Tuesday, July 05, 2016

Years in Review

I had heard lots of critical praise (from the Filmspotting podcast, and other sources) for actress Charlotte Rampling's performance in the modest drama 45 Years. Oscar worthy, was the buzz; it just had the misfortune of being up against shoo-in Brie Larson for Room. I was curious to see what the fuss was about, and to find out just what this tiny film I'd never heard of actually was.

45 Years follows an elderly couple in the week leading up to their 45th wedding anniversary. Kate and Geoff Mercer have, by all appearances, led a wonderful and happy life together. But it turns out there's a major "road not taken" in their past, and the choice to take it was denied to Geoff years before he ever met Kate. In the 1960s, his girlfriend Katya fell into a crevasse on a hike in Switzerland. Now, decades later, melting glaciers have revealed her body. Kate suddenly feels herself competing with a woman she never met, and worrying that even 45 years of history may not stack up against the woman taken from her husband.

This movie was written and directed by Andrew Haigh (who created the HBO series Looking, and who was also behind the film Weekend). It's one of the most thoroughly "British" films I've seen in ages, in the sense that it's a tiny and restrained affair with muted, "stiff upper lip" performances. A raised voice is as much of a transgression in this film as it would be in a cathedral.

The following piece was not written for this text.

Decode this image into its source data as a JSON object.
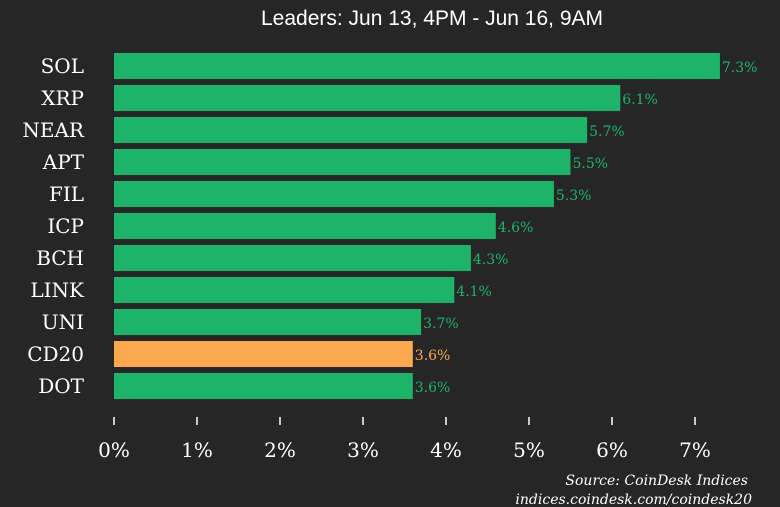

That goes doubly for the character of Geoff, because this is very much Kate's story. The movie adopts her point of view and puts her in every scene; we're meant to identify with her struggle. On the one hand, her situation is certainly fraught with emotion, and focusing there is a valid way to tell this story. On the other hand, any 45-year marriage (real or fictional) is very much a tale of two people, and the movie shows little interest in what might be going on in Geoff's head.

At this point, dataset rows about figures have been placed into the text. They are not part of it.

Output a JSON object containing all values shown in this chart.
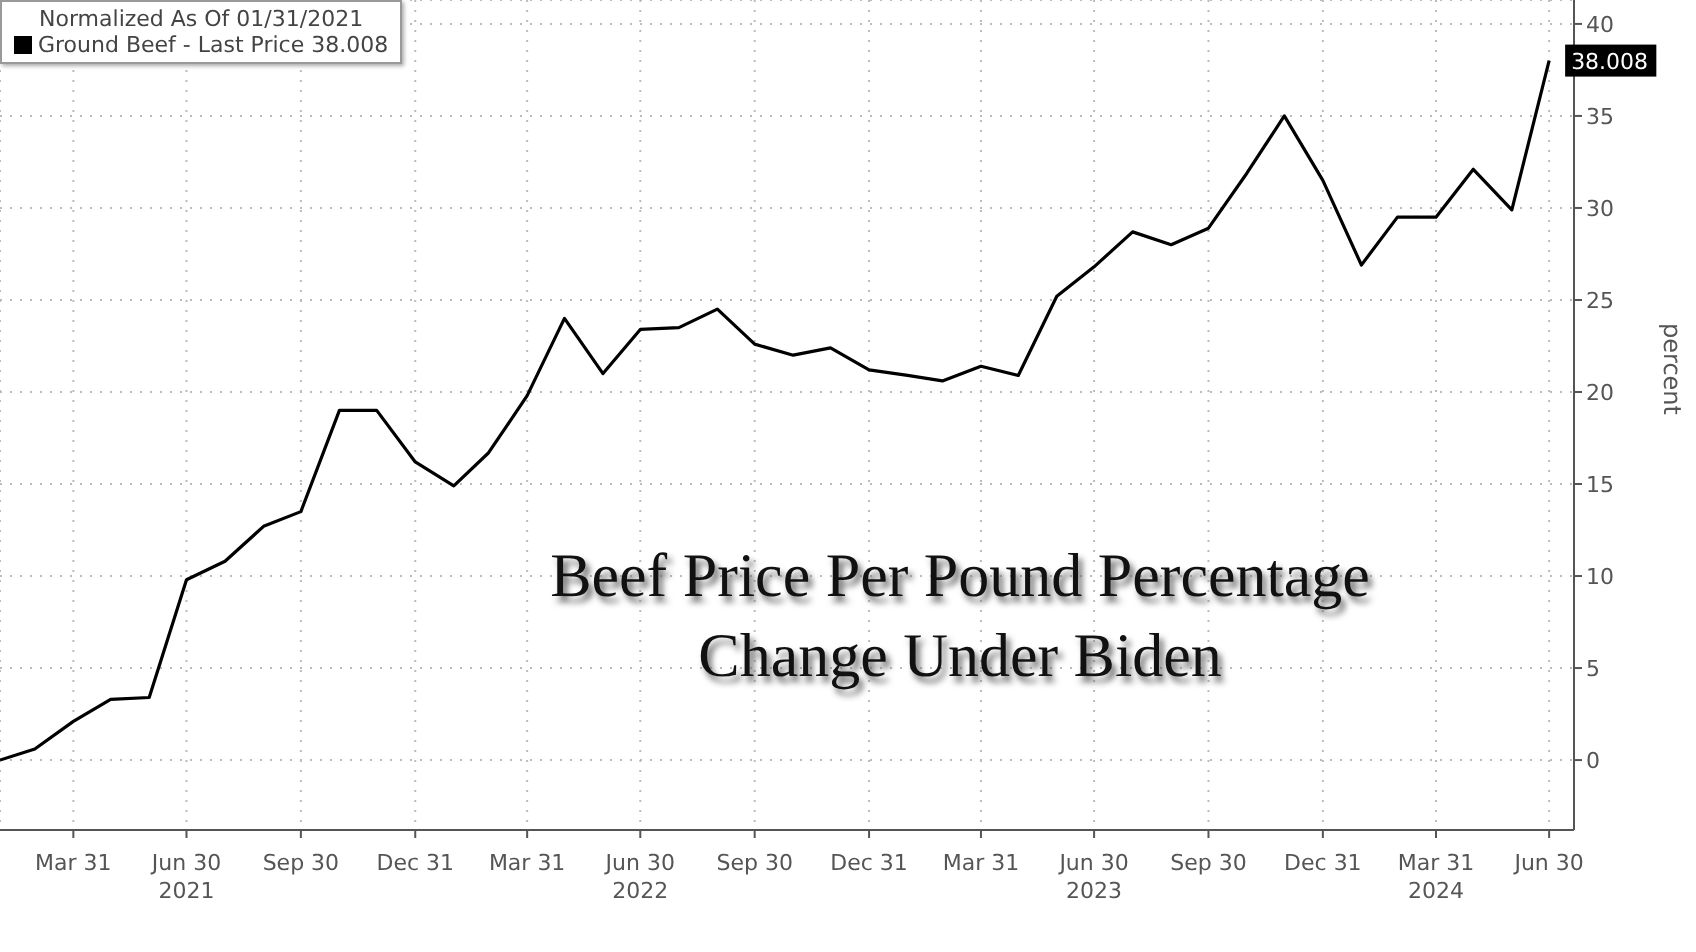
{
  "chart_data": {
    "type": "line",
    "title": "Beef Price Per Pound Percentage Change Under Biden",
    "ylabel": "percent",
    "legend_title": "Normalized As Of 01/31/2021",
    "x": [
      "2021-01-31",
      "2021-02-28",
      "2021-03-31",
      "2021-04-30",
      "2021-05-31",
      "2021-06-30",
      "2021-07-31",
      "2021-08-31",
      "2021-09-30",
      "2021-10-31",
      "2021-11-30",
      "2021-12-31",
      "2022-01-31",
      "2022-02-28",
      "2022-03-31",
      "2022-04-30",
      "2022-05-31",
      "2022-06-30",
      "2022-07-31",
      "2022-08-31",
      "2022-09-30",
      "2022-10-31",
      "2022-11-30",
      "2022-12-31",
      "2023-01-31",
      "2023-02-28",
      "2023-03-31",
      "2023-04-30",
      "2023-05-31",
      "2023-06-30",
      "2023-07-31",
      "2023-08-31",
      "2023-09-30",
      "2023-10-31",
      "2023-11-30",
      "2023-12-31",
      "2024-01-31",
      "2024-02-29",
      "2024-03-31",
      "2024-04-30",
      "2024-05-31",
      "2024-06-30"
    ],
    "series": [
      {
        "name": "Ground Beef - Last Price 38.008",
        "color": "#000000",
        "values": [
          0,
          0.6,
          2.1,
          3.3,
          3.4,
          9.8,
          10.8,
          12.7,
          13.5,
          19.0,
          19.0,
          16.2,
          14.9,
          16.7,
          19.8,
          24.0,
          21.0,
          23.4,
          23.5,
          24.5,
          22.6,
          22.0,
          22.4,
          21.2,
          20.9,
          20.6,
          21.4,
          20.9,
          25.2,
          26.8,
          28.7,
          28.0,
          28.9,
          31.9,
          35.0,
          31.5,
          26.9,
          29.5,
          29.5,
          32.1,
          29.9,
          38.008
        ],
        "value_labels": [
          null,
          null,
          null,
          null,
          null,
          null,
          null,
          null,
          null,
          null,
          null,
          null,
          null,
          null,
          null,
          null,
          null,
          null,
          null,
          null,
          null,
          null,
          null,
          null,
          null,
          null,
          null,
          null,
          null,
          null,
          null,
          null,
          null,
          null,
          null,
          null,
          null,
          null,
          null,
          null,
          null,
          "38.008"
        ]
      }
    ],
    "xlim": [
      "2021-01-31",
      "2024-07-20"
    ],
    "xticks": [
      {
        "value": "2021-03-31",
        "label": "Mar 31"
      },
      {
        "value": "2021-06-30",
        "label": "Jun 30\n2021"
      },
      {
        "value": "2021-09-30",
        "label": "Sep 30"
      },
      {
        "value": "2021-12-31",
        "label": "Dec 31"
      },
      {
        "value": "2022-03-31",
        "label": "Mar 31"
      },
      {
        "value": "2022-06-30",
        "label": "Jun 30\n2022"
      },
      {
        "value": "2022-09-30",
        "label": "Sep 30"
      },
      {
        "value": "2022-12-31",
        "label": "Dec 31"
      },
      {
        "value": "2023-03-31",
        "label": "Mar 31"
      },
      {
        "value": "2023-06-30",
        "label": "Jun 30\n2023"
      },
      {
        "value": "2023-09-30",
        "label": "Sep 30"
      },
      {
        "value": "2023-12-31",
        "label": "Dec 31"
      },
      {
        "value": "2024-03-31",
        "label": "Mar 31\n2024"
      },
      {
        "value": "2024-06-30",
        "label": "Jun 30"
      }
    ],
    "ylim": [
      -3.8,
      41.3
    ],
    "yticks": [
      0,
      5,
      10,
      15,
      20,
      25,
      30,
      35,
      40
    ],
    "grid": true,
    "legend": "top left",
    "marker": "none",
    "line_style": "solid"
  }
}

This focus is why critics spoke so highly of Charlotte Rampling's performance and (as far as I can tell) rarely said much of Tom Courtenay, who plays Geoff. To a point, I can agree with the praise for Rampling. She definitely conveys a lot in this film without dialogue; you can read on her face the emotions she's not putting words to, and you can see it peeking through a crumbling mask her character is trying to keep in place.

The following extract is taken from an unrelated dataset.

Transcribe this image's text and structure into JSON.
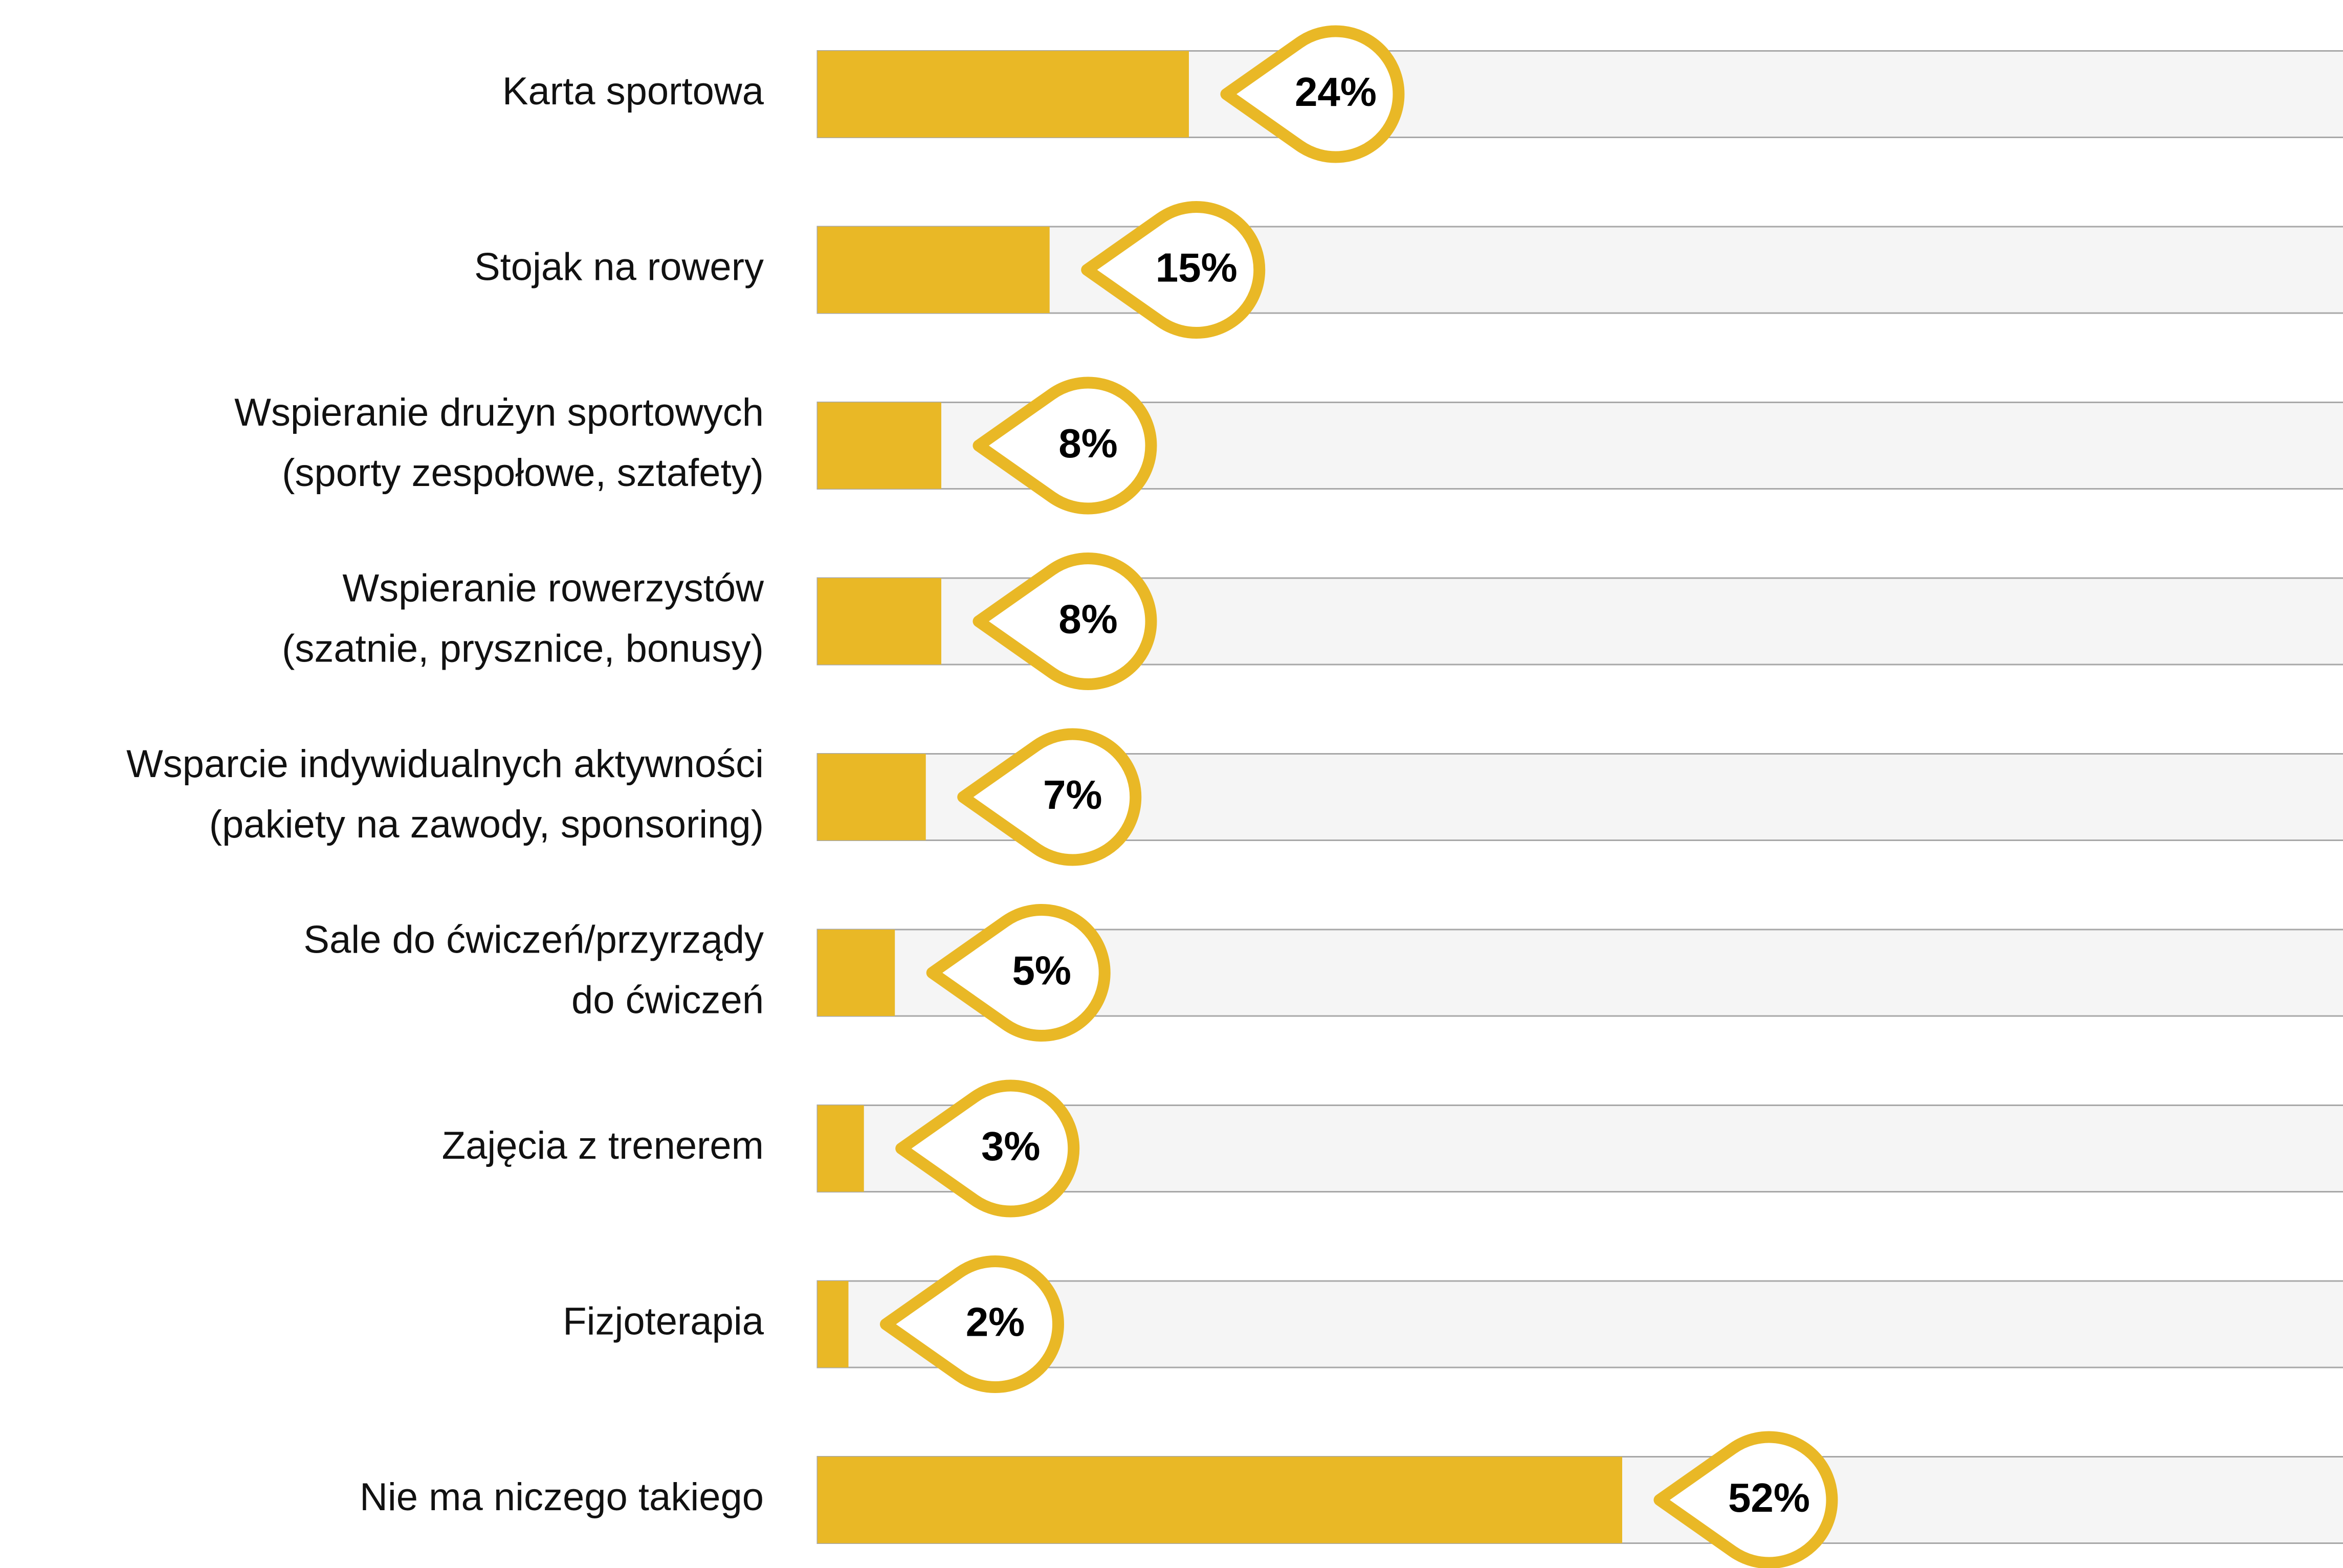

And yet the movie is simply too subdued for my sensibilities. Its most meaningful scene, the moment in which the most rug-pulling revelation is revealed, not only has no dialogue in it, but no later scene in the movie even directly acknowledges the information that was revealed. And rather maddeningly, the movie barely even comes to a conclusion. I'm going to risk spoiling it here (because I'm going to tell you not to waste your time on the film), but the couple ultimately decides to box their feelings on all this away and never speak of it again. The final scene is a big party in which every impression is given that nothing we've just spent 90 minutes watching will ever matter to anyone involved ever again. Why then were we made to watch it?

Well, no one made me watch it, I guess. But I'm hoping no one else falls into the trap I did. No matter how good Charlotte Rampling is here, her performance would be the only reason to watch this film... and that's simply not reason enough. I give 45 Years a D+.